Officer Belcher described work at General Rosecrans Elementary and Big Walnut Intermediate, saying the role focuses on early‑grade safety education, well‑being checks and de‑escalation. Belcher said staff and students increasingly rely on SROs for quick referrals to counseling and other supports and that call volumes at the elementary level remain low.

Council members and staff praised the SROs for connecting students to resources and for cooperative work with the city’s engineering and service departments on traffic and safety improvements around school sites.
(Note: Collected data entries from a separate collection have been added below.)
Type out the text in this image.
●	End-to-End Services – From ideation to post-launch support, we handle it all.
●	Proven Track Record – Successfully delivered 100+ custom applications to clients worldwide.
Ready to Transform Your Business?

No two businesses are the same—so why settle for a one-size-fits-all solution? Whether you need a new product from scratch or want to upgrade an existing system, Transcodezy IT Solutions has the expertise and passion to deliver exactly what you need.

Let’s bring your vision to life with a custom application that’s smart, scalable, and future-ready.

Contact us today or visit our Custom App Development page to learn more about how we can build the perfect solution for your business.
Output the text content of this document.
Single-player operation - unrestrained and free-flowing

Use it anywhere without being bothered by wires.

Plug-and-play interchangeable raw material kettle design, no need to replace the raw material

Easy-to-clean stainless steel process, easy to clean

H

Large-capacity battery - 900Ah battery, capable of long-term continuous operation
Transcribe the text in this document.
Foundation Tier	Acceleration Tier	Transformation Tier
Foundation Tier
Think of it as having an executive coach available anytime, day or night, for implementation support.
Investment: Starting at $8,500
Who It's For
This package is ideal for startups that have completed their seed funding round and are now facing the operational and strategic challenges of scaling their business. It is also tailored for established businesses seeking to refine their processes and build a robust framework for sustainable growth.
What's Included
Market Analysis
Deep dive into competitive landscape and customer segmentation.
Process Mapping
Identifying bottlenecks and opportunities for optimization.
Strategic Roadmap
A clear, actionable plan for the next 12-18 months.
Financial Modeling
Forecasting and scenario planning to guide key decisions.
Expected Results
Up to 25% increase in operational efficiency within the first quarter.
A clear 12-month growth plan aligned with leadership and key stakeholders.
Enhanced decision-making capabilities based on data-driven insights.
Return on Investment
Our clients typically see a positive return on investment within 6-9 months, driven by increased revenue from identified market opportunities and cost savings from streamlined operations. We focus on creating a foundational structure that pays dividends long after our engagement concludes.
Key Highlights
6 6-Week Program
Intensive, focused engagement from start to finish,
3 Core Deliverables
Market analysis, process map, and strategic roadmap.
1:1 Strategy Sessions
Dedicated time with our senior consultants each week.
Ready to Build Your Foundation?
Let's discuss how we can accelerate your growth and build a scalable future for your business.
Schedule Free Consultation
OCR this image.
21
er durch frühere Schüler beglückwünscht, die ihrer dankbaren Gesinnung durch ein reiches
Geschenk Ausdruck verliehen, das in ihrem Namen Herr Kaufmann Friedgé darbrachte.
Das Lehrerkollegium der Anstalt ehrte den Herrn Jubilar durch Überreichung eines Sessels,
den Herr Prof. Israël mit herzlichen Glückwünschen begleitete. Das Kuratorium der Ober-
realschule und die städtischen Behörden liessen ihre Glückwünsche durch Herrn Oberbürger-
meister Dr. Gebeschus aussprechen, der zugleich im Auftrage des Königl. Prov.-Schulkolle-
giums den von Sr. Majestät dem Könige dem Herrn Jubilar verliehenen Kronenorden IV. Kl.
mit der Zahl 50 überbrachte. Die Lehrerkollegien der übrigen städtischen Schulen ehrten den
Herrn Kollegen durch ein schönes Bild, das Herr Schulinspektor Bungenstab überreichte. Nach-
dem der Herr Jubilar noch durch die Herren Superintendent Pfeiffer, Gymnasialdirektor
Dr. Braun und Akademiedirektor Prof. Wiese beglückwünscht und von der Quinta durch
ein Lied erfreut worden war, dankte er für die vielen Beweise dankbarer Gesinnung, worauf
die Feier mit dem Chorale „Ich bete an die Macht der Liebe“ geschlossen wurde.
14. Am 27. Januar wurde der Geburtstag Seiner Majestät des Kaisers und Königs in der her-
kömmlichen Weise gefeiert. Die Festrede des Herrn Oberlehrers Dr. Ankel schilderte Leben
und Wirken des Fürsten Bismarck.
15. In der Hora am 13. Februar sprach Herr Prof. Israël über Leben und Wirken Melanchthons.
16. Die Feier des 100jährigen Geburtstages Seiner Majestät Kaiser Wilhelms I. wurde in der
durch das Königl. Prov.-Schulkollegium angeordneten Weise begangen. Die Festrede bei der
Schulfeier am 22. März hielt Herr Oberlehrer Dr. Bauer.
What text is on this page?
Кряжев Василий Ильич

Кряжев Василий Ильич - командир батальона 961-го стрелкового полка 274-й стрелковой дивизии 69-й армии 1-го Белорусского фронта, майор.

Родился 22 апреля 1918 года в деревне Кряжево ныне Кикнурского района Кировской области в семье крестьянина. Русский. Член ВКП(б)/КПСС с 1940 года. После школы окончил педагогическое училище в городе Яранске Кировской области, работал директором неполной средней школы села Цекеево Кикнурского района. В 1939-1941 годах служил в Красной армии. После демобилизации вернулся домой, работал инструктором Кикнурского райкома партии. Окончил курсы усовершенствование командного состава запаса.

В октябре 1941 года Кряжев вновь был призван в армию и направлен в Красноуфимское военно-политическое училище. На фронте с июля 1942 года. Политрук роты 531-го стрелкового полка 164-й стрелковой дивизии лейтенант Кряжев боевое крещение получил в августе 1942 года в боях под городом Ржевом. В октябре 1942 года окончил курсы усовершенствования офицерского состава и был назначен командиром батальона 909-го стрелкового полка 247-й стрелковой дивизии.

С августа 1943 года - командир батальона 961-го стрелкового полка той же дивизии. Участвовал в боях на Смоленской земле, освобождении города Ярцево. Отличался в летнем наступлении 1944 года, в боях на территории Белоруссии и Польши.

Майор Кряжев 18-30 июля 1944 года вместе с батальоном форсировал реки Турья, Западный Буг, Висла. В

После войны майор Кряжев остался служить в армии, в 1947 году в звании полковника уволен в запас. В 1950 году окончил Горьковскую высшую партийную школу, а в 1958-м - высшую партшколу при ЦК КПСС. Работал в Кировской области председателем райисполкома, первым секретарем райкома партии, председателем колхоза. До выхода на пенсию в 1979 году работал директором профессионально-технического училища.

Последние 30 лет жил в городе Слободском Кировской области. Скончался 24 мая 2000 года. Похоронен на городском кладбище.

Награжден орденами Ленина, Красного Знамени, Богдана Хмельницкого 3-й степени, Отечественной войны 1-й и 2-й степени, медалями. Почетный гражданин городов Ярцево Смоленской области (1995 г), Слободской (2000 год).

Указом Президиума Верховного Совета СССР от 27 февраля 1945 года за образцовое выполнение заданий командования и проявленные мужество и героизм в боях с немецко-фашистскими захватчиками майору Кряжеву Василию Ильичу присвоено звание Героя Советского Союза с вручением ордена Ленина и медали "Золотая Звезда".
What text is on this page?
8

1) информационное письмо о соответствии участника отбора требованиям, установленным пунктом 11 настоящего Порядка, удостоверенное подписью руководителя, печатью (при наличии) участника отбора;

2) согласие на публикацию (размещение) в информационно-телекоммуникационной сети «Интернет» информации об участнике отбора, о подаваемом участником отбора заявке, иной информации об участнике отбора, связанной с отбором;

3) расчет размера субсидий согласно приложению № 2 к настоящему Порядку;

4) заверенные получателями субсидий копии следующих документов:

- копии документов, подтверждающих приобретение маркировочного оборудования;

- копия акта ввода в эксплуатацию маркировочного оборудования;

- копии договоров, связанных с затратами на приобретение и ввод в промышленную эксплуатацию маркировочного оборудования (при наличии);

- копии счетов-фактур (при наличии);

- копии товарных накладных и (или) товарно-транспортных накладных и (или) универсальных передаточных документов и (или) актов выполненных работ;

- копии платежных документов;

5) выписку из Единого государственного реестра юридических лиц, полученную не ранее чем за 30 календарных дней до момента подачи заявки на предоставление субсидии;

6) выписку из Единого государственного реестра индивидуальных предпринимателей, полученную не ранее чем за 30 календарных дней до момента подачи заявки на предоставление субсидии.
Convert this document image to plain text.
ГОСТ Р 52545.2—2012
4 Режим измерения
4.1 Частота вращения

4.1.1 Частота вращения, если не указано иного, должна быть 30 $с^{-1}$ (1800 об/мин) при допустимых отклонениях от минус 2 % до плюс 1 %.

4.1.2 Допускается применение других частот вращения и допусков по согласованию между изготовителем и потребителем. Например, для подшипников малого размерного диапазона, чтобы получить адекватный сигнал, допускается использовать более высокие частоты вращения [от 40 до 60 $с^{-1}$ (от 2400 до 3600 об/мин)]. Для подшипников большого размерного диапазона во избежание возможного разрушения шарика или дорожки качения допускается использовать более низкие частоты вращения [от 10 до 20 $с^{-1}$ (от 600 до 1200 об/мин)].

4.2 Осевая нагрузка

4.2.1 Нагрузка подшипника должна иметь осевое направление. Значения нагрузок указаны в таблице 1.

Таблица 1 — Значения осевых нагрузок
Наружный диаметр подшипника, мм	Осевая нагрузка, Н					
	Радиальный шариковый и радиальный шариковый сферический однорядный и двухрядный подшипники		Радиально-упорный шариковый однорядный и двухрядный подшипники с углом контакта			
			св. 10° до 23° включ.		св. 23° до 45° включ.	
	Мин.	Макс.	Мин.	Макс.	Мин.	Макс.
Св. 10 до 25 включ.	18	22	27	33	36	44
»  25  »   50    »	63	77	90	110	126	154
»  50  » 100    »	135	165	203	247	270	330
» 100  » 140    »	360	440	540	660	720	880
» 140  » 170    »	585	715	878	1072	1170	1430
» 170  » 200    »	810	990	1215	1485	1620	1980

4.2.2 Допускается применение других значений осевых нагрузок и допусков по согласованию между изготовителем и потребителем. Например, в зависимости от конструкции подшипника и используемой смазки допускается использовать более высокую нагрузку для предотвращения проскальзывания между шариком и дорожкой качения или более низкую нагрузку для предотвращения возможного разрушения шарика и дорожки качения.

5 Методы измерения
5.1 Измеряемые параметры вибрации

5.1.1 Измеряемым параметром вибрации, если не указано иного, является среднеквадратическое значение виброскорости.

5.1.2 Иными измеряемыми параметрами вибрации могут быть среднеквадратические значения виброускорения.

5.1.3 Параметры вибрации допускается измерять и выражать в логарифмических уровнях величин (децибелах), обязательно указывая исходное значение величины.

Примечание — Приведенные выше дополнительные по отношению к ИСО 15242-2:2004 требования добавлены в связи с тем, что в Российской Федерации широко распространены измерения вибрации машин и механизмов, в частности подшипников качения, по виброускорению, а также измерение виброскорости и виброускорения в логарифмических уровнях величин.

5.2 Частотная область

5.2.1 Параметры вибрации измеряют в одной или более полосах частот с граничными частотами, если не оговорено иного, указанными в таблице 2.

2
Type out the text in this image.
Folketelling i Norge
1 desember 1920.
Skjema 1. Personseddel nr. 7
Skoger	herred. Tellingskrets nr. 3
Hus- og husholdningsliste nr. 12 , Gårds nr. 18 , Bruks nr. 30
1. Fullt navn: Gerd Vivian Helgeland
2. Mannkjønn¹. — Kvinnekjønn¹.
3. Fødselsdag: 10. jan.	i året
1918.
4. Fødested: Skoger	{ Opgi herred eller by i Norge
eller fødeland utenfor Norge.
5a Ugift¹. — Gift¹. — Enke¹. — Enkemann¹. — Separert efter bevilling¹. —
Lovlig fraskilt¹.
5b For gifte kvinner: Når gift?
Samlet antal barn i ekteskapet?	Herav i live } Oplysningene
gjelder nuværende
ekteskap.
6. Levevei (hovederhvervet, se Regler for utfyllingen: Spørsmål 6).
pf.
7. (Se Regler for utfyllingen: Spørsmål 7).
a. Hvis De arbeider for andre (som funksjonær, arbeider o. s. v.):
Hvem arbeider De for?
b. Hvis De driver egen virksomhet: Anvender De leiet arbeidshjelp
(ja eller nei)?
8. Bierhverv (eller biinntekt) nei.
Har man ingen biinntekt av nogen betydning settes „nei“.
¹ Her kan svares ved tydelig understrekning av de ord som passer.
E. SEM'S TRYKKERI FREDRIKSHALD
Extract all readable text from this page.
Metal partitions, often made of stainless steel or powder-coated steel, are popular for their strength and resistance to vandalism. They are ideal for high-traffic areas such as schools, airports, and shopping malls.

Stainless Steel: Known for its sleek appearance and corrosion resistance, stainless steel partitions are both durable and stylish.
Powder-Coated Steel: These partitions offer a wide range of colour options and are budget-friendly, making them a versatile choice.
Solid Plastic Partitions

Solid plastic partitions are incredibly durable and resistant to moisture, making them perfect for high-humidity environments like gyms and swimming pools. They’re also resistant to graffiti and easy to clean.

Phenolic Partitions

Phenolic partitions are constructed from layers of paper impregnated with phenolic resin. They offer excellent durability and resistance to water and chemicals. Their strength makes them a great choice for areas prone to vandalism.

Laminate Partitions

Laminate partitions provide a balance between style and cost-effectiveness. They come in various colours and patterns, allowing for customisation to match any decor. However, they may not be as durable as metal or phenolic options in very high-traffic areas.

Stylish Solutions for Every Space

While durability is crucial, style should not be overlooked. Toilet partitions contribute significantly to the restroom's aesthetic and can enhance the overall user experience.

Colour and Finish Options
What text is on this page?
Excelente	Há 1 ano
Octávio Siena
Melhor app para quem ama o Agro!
The drone team described its fleet and mission. Officer Brandon Ramirez and colleagues said the department operates a DJI M30T as its primary outdoor platform and an Avada interior drone for confined spaces. Recent hardware additions include a drop kit and an inflatable flotation device that expands on contact with water, which the team said enables safer water rescues. "Once it hits water, it'll actually expand into a flotation device," one presenter said.

Presenters showed examples where drones aided public safety: overhead coverage for a large vigil that supported tactical units, aerial assessment of a roof collapse that helped the fire department determine whether it was safe to re‑enter a structure, and locating a person during a mental‑health call who had left the roadway and would likely not have been visible from a cruiser. The team also described trials of crash‑reconstruction software that can recreate scenes from aerial imagery to support investigations.

Council members said the technology has improved emergency response and planning work and thanked officers for the program. Staff noted ongoing evaluation of staffing, software and equipment needs as the team seeks to add operators and an interior drone to increase redundancy and capabilities.

The council did not vote on the presentations; the briefing was presented for information and follow‑up at future meetings is anticipated.